Cat came up with the idea for the Piccolo brand of Med-inspired organic baby foods back in 2014 after founding a charity, the Food Education Foundation, which works alongside the National Childbirth Trust (NCT) to promote healthy eating for families through advice, workshops and events. “It was while talking to parents through the charity about their anxieties around introducing solid foods that the seed of an idea for Piccolo began to grow,” she explains. Cat was a new mum at the time and had already started to notice that there were limited choices when it came to widely available organic, natural baby foods. She sensed an opportunity.

Combining passions

“A lot of my life revolves around food—and, of course, my daughter,” says Cat, who herself grew up helping out at her family’s grocery store in northern Italy. “To be able to combine two of my great loves to create a business was incredibly exciting.” Italian roots had given Cat a lifelong love of cooking, sharing and eating good food, based on an ethos of fresh, colourful produce, combined with some pasta, pulses and a little quality meat. “I knew I could create something that offered more choice in flavours, that would help to expand a child’s taste buds.”

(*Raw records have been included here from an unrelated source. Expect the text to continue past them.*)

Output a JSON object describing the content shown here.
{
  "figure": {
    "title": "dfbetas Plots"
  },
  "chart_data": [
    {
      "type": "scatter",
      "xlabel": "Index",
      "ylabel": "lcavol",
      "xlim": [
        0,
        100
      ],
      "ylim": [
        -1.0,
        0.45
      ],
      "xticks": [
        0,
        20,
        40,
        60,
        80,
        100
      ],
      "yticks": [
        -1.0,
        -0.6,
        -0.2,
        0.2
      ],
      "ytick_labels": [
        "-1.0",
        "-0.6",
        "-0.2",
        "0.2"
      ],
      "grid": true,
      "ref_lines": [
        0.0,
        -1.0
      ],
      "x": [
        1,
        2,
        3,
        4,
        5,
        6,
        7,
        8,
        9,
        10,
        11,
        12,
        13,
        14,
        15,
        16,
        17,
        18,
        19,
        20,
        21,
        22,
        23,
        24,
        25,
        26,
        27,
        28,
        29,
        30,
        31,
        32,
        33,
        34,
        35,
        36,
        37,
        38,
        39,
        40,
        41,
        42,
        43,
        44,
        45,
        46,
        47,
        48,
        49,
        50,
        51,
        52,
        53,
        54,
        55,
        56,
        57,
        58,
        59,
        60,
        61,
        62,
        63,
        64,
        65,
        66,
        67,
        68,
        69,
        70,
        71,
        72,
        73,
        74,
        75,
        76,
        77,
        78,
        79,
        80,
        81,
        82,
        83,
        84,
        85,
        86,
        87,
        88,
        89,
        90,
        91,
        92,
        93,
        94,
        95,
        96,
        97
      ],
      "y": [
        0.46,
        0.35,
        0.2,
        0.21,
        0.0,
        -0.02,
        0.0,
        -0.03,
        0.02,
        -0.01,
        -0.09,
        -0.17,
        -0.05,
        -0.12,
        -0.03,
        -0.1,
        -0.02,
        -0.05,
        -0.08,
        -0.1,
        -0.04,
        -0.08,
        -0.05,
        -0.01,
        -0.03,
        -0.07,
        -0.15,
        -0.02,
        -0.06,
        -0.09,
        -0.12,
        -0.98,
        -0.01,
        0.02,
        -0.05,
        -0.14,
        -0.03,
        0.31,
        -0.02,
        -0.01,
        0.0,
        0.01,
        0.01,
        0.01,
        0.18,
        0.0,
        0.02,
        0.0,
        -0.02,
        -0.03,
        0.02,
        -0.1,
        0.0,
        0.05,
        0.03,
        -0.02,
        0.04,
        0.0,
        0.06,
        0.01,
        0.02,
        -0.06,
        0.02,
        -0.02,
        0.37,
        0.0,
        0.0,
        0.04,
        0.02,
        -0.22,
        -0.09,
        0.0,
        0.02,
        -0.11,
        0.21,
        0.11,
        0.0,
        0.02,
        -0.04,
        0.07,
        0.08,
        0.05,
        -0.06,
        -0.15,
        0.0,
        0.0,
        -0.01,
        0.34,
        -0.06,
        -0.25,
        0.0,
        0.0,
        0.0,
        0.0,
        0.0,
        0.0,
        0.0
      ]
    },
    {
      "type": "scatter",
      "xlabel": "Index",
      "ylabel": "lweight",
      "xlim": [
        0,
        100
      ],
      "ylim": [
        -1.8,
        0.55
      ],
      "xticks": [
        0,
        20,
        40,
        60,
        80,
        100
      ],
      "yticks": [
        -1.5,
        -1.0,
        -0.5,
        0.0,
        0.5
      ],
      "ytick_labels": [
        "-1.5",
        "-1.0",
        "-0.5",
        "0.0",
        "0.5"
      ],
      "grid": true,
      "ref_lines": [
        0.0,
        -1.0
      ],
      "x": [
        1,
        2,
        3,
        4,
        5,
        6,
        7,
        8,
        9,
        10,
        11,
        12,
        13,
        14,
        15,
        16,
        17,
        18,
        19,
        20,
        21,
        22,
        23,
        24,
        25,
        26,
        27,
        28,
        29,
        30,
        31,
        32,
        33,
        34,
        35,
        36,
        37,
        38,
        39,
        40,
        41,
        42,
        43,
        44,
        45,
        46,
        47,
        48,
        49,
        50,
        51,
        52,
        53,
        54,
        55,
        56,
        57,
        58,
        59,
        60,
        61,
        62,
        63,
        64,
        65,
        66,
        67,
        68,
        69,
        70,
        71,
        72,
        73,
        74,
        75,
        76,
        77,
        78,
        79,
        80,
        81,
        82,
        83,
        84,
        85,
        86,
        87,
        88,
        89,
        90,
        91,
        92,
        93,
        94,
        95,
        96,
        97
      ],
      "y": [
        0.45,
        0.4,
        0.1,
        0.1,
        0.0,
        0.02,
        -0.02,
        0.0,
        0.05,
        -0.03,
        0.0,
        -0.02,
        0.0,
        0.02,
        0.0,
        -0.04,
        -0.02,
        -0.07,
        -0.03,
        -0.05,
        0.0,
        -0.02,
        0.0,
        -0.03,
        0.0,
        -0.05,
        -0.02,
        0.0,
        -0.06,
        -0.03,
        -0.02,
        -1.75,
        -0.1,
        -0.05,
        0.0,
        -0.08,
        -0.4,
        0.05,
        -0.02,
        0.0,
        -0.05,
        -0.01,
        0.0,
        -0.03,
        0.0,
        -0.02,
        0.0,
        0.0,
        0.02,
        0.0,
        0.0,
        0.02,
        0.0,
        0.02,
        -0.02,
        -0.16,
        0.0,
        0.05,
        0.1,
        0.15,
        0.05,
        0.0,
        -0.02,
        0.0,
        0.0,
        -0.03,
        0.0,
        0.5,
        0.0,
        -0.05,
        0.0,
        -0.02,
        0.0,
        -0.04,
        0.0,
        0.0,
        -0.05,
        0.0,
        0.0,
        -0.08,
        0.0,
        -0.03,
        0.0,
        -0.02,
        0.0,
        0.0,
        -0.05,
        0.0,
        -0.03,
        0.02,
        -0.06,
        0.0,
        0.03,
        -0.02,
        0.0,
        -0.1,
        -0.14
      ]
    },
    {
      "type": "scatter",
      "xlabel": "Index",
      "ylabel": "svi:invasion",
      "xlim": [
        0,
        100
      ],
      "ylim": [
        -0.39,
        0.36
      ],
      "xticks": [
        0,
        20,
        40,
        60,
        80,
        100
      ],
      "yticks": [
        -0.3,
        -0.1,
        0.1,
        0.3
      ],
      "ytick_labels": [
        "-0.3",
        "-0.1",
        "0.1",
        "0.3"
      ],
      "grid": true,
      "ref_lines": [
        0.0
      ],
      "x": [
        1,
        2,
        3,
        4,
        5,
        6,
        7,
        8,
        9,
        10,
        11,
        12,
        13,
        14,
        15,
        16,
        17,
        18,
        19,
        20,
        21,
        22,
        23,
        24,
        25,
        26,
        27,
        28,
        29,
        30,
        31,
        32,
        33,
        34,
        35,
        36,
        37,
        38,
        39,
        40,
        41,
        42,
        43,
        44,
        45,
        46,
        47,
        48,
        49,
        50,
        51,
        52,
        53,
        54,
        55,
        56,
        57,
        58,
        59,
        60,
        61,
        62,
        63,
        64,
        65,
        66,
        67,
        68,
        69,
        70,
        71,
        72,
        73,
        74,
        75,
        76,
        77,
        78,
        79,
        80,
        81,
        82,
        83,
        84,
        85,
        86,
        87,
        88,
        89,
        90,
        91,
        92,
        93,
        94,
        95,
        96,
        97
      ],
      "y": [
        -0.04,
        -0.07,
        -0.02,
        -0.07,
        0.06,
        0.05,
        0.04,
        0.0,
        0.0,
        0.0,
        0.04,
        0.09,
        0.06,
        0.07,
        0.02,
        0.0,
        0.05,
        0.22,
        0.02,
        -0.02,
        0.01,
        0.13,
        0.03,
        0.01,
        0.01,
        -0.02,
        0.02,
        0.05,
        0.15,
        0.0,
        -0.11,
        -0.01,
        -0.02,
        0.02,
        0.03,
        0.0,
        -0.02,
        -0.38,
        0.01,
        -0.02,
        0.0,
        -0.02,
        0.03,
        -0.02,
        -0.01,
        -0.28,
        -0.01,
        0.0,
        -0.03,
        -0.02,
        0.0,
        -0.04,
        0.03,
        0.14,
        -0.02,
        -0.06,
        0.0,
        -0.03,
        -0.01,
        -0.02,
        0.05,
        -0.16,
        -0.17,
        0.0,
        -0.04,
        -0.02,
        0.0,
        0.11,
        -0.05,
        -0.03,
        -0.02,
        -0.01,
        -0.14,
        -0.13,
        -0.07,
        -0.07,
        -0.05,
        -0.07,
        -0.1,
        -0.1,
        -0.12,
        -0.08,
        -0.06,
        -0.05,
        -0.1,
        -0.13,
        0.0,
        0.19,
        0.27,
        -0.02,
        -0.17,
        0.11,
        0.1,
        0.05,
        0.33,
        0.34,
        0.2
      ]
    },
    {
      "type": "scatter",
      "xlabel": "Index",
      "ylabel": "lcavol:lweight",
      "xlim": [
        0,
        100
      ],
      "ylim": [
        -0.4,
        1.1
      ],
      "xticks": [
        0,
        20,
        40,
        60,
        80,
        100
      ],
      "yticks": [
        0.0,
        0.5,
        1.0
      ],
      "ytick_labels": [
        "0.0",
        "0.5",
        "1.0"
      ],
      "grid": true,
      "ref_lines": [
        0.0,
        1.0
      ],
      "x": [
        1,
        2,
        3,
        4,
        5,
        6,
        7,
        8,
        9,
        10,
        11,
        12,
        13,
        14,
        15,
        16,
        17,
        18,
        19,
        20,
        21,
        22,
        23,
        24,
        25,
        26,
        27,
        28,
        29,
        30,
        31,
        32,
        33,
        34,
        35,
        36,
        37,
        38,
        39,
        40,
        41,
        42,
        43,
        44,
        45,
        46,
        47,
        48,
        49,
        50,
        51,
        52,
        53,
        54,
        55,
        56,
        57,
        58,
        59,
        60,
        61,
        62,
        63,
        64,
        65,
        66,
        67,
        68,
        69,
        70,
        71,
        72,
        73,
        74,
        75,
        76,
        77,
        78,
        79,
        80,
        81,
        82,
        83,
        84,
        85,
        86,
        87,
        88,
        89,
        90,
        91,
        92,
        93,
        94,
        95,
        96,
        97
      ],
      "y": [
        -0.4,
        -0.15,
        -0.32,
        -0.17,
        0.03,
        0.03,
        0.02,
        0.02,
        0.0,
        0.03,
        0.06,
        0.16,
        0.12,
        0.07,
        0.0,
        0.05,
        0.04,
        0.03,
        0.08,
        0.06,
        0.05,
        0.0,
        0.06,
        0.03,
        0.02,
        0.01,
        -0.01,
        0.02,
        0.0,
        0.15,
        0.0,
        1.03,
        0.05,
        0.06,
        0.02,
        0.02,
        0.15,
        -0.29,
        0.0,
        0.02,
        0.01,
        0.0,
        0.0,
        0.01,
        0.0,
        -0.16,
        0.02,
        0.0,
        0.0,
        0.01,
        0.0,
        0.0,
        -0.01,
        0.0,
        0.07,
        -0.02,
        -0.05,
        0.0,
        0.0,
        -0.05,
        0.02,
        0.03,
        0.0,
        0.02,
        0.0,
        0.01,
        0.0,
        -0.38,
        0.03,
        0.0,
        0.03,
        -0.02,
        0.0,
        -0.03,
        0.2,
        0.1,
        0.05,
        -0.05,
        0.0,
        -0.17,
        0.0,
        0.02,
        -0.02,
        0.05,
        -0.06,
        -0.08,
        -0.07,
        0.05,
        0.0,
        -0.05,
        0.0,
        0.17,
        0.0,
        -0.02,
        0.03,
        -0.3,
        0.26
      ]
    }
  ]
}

But while Cat had always dreamed of running her own business, she had never created a brand before. Nevertheless, having worked in food education for the United Nations before supporting local producers as Chief Executive of Slow Food UK, she had built a strong industry network that proved to be invaluable when launching the Piccolo brand. “The fact that I wasn’t a complete stranger to the food world made coming back and knocking on doors with a new product much easier,” Cat admits. An early supporter and angel investor was food campaigner Prue Leith, who immediately saw the potential in Cat’s vision.

Giving back

The vision was about far more than simply creating a profitable business. “I wanted to bring people back around the kitchen table and create a brand that gives back to food education,” explains Cat. “I’m obsessed with good, fair food; I could never create something purely for profit. It’s about so much more than that.” Built into Piccolo’s business model is a promise that 10% of profits go to food education initiatives.

The Piccolo range of organic fruit and vegetable based purées hit the shelves in April 2016. Since then, big names like Asda, Waitrose, Whole Foods Market, Planet Organic and Abel & Cole have gone on to stock Piccolo products in their stores around the UK. Fuelling the brand’s growing popularity is Cat’s ability to hit the right note with parents. She has forged strong partnerships with influential groups like Water Babies (which runs parent-and-baby swimming groups around the UK) and the National Childbirth Trust. These partnerships give Piccolo an invaluable platform from which to keep listening to parents and responding to their needs.

Connecting with parents

Having launched Slow Food UK’s social media channels from scratch, Cat also knew that Facebook would be an important way for her brand to engage parents. She’s found new ways to connect, too. “With Piccolo being such a creative style of brand, I have fallen in love with Instagram’s striking visual cues and the way we can build a design narrative that’s true to us with images,” she says. “It’s like weaving a tapestry with our Piccolo mums and dads, who share their images, too.”

Reflecting on a big year that’s seen rapid market success, Cat admits that her learning curve has been a steep one. “As a founder, you get pulled in so many different directions,” she says. “Things move fast and there are big decisions to be made. I’ve missed out because of not having had the right advice before now. It’s the times when I’ve not asked for help that I regret the most—now I always make time to ask.”